Promotion failures (GC issues)

nicolas_long · February 17, 2014, 3:34pm

Hey all,

we regularly (several times a week) get longish GCs (20s or more) due to
promotion failures.

From what I understand this type of major GC is caused by fragmentation of
the heap.

So I'm wondering:

What is all the stuff ES puts into the heap that ends up in the Old Gen?
Are there any recommended strategies for dealing with this specific kind
of problem.

For example, would allowing more filter caching help or cause even more
problems? And so on.

To give a little more info on our usage, we're read heavy, nearly entirely
filter operations. Our heap is at ~10g. nearly all of which is used by the
Old Gen (until a major GC runs).

--
You received this message because you are subscribed to the Google Groups "elasticsearch" group.
To unsubscribe from this group and stop receiving emails from it, send an email to elasticsearch+unsubscribe@googlegroups.com.
To view this discussion on the web visit https://groups.google.com/d/msgid/elasticsearch/4b3ef926-94b7-4de0-b076-d5fdbc44021c%40googlegroups.com.
For more options, visit https://groups.google.com/groups/opt_out.

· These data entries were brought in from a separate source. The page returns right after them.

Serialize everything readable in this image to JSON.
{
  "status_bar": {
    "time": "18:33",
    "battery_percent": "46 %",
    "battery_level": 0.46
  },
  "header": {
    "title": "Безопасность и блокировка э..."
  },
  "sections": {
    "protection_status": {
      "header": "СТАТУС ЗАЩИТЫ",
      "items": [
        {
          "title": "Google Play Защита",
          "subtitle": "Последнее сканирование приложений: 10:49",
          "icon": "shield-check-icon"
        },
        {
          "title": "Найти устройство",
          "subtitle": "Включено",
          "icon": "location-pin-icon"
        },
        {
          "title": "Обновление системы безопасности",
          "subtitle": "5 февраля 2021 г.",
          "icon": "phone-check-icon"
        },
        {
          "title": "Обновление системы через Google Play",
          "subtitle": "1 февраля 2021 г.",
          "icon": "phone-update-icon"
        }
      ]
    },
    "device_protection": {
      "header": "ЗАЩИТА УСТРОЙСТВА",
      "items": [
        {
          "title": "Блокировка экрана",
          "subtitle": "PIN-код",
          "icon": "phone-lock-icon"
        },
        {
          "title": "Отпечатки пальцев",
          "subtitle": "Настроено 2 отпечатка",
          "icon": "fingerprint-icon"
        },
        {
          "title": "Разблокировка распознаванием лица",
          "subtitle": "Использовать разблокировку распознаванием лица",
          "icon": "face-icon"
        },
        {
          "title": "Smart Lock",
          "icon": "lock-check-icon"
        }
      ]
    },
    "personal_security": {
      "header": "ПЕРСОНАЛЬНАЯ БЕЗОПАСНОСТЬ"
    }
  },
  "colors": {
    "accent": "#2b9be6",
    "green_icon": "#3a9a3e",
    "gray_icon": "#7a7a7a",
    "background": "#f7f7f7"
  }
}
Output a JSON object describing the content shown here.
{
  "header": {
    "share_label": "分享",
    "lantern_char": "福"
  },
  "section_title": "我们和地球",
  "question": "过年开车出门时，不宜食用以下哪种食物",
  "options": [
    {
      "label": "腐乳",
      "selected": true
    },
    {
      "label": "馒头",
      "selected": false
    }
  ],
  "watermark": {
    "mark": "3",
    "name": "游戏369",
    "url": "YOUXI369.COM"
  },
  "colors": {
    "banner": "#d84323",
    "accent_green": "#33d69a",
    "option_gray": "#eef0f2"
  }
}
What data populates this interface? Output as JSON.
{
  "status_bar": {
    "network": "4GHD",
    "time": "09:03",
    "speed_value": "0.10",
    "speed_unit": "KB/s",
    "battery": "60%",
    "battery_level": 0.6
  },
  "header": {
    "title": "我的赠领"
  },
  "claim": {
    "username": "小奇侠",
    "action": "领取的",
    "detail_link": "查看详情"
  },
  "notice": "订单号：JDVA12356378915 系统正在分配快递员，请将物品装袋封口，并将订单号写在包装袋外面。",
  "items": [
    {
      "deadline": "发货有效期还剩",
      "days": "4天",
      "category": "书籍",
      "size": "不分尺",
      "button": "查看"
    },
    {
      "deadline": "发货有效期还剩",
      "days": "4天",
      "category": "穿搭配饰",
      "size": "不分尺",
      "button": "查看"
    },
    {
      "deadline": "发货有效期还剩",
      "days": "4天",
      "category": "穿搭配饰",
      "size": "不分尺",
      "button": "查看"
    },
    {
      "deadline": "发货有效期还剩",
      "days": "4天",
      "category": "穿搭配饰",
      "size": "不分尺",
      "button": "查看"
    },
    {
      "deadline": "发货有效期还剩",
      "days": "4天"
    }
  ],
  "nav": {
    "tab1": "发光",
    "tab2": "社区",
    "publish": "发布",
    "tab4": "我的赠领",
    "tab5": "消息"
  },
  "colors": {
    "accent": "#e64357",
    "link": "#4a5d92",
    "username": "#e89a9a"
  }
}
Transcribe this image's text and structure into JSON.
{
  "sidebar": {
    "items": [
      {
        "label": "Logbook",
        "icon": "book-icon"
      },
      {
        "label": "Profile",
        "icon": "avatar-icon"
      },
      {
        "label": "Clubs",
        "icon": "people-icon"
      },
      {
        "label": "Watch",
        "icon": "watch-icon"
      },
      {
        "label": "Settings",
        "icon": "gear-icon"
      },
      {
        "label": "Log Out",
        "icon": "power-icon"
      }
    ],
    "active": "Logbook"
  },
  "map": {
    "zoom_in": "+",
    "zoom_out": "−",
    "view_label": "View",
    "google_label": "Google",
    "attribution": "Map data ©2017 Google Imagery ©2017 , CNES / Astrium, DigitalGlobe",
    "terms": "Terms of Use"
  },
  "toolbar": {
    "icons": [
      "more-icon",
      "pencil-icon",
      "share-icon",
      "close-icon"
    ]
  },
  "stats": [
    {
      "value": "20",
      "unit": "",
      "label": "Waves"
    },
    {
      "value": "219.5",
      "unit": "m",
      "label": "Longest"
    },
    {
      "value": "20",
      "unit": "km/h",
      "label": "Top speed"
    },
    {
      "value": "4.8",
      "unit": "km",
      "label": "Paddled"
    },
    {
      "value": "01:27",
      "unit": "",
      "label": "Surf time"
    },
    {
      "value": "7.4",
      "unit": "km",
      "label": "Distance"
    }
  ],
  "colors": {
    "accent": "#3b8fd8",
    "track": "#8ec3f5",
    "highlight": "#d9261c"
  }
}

jprante · February 17, 2014, 8:50pm

Maybe it's the field cache that moves to old gen, when using facets.

I am tackling this challenge by a combination of several strategies

tuning index.indices.fielddata.cache.size
working around the issue by increasing node transport and ping timeout
from 5s to something high like 30s (so GCs are allowed to run 20s without
node disconnects)
reducing number of shards per node (this just means to reduce the number
of docs / index size / filter cache per node somehow), simplest method is
adding nodes
using heap sizes as small as possible - in my use case 6G are sufficient
not sure if you want to go the path on the bleeding edge, but using Java
8 and G1GC with XX:MaxGCPauseMillis of ~100-1000ms helps me. CPU load is a
bit higher with G1GC, but since I have 32 cores on a node, it does not
matter that much.
otherwise, there are lots of CMS GC tuning options (needs deep GC
analysis)

Jörg

On Mon, Feb 17, 2014 at 4:34 PM, Nic Long nicolas.long@guardian.co.ukwrote:

Hey all,

we regularly (several times a week) get longish GCs (20s or more) due to
promotion failures.

From what I understand this type of major GC is caused by fragmentation of
the heap.

So I'm wondering:

What is all the stuff ES puts into the heap that ends up in the Old Gen?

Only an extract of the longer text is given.